Küresel ölçekte Huawei tarafınca yürütülen “Gelecek İçin Tohumlar Programı” kapsamında, aralarında 2 Türk’ün de bulunmuş olduğu, 14 ülkeden 22 üniversite talebesi, Çin’de büyük final etkinliğinde bir araya geldi. Öğrenciler, hem Çin kültürünü tanıma hem de kendi ülkelerinin kültürlerini anlatma fırsatı buldukları programda, yeşil enerji mevzusunda bilgilendirilirken, yaratıcı düşünme mevzusunda da danışmanlık eğitimi aldı.

Programa, Huawei Türkiye’nin yürüttüğü emek verme kapsamında katılan Harran Üniversitesi Bilgisayar Mühendisliği talebesi Hilal Güzel, AA muhabirine yapmış olduğu açıklamada, toplumsal medyada görmüş olduğu programa katılmak için yapmış olduğu başvurunun arkasından İstanbul Şile’de 1 hafta devam eden eğitime katıldıklarını söylemiş oldu.

Cinsel istismara maruz kalan evlatların yaşadıkları tramvayı, erken tanıyla minimize etmek amacıyla proje hazırladıklarını özetleyen Güzel, yaptıkları araştırmalarda, cinsel istismara uğrayan 0-7 yaş evlatların, bu durumun bilincinde olmadıklarını belirlediklerini aktardı. Güzel, Benim Yardımcım (MyCompanion) adını verdikleri proje hakkında şu şekilde konuştu:

“Suni zekayı kullanarak hazırlamış olduğumuz mobil oyunda temel hedefimiz, evlatları bu tür tehlikeli durumlar karşısında bilinçlendirmek, onları korumak ve gerektiğinde doğru yardımı alabilmeleri için eğitim vermek. Evlatların hususi bölgelerinin anlatıldığı mobil uygulamayla ya çocuklar kendiliğinden yaşadıkları cinsel istismarı konu alıyor ya da uygulamayı izlerken verdikleri tepkilerden, yaşadıkları istismara ilişkin ebeveynlere uyarı mesajı gönderiliyor.”

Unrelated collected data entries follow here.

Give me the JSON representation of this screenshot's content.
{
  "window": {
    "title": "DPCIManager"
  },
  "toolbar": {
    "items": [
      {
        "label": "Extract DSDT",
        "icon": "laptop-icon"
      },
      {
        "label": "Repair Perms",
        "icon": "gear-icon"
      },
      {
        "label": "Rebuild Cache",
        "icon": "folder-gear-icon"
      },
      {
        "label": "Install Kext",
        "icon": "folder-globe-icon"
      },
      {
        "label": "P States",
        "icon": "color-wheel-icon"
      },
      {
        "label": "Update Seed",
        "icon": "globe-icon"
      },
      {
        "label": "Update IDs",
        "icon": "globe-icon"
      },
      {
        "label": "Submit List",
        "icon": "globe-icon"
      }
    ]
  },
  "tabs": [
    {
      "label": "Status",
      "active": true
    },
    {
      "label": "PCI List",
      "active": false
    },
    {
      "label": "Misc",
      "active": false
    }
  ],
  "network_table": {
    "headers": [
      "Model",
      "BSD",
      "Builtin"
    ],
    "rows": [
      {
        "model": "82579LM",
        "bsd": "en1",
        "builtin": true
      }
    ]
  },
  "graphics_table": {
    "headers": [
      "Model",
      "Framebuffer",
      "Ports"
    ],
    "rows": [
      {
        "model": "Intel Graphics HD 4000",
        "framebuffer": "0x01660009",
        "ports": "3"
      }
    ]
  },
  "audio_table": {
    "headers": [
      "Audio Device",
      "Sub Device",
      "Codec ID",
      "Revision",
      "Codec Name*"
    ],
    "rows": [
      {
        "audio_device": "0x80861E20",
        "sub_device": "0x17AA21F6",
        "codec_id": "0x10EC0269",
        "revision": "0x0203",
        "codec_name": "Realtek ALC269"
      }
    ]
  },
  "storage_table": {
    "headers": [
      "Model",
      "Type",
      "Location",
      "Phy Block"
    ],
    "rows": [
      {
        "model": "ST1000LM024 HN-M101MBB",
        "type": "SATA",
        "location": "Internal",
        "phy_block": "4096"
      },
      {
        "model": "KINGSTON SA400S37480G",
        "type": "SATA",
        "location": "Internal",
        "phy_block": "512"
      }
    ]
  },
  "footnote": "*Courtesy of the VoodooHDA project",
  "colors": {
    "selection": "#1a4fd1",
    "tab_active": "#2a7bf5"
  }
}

Rahat ve eğitici bir halde hazırladıkları uygulamada kar amacı gütmeyen organizasyon olarak, potansiyel işbirlikleriyle projeyi finanse etmeyi istediklerini ifade eden Güzel, “Yardım sürecinde, pedagoglar, devlet kurumları ve eğitim kurumlarıyla ortaklaşa iş yapmayı planlıyoruz.” dedi.

“Disleksi için suni zeka destekli mobil uygulama” projesiyle programa katılan MEF Üniversitesi Makine Mühendisliği talebesi Adem Atabağ da hazırladıkları projede, disleksi problemi bulunan evlatların öğrenme becerilerini geliştirmelerine katkı sunmayı amaçladıklarını belirtti.

Proje için akademisyenlerden de destek aldıklarını özetleyen Atabağ, “Bu uygulama yardımıyla disleksi sahibi çocuklar, çevrelerindeki objelerin görsellerini çekerek onları kendi hayal dünyalarına ekliyorlar ve bir öykü üretiyorlar. Suni zeka ile kendi hayal dünyalarındaki hikayeyi üretmelerine olanak sunarken çeşitli araçlar ve yöntemler ile onların öğrenme becerilerini geliştirmeyi sağlıyoruz.” değerlendirmesinde bulunmuş oldu.

Atabağ, Çin’deki etkinlikte hazırladıkları projeye ilişkin danışmanlık hizmeti de aldıklarını ifade ederek, “Benim için aslolan mühim olan bu mevzuya farkındalık oluşturmak. Proje kapsamında görüştüğümüz ailelerin, umutlarının karşılık bulması fazlaca mühim.” diye konuştu.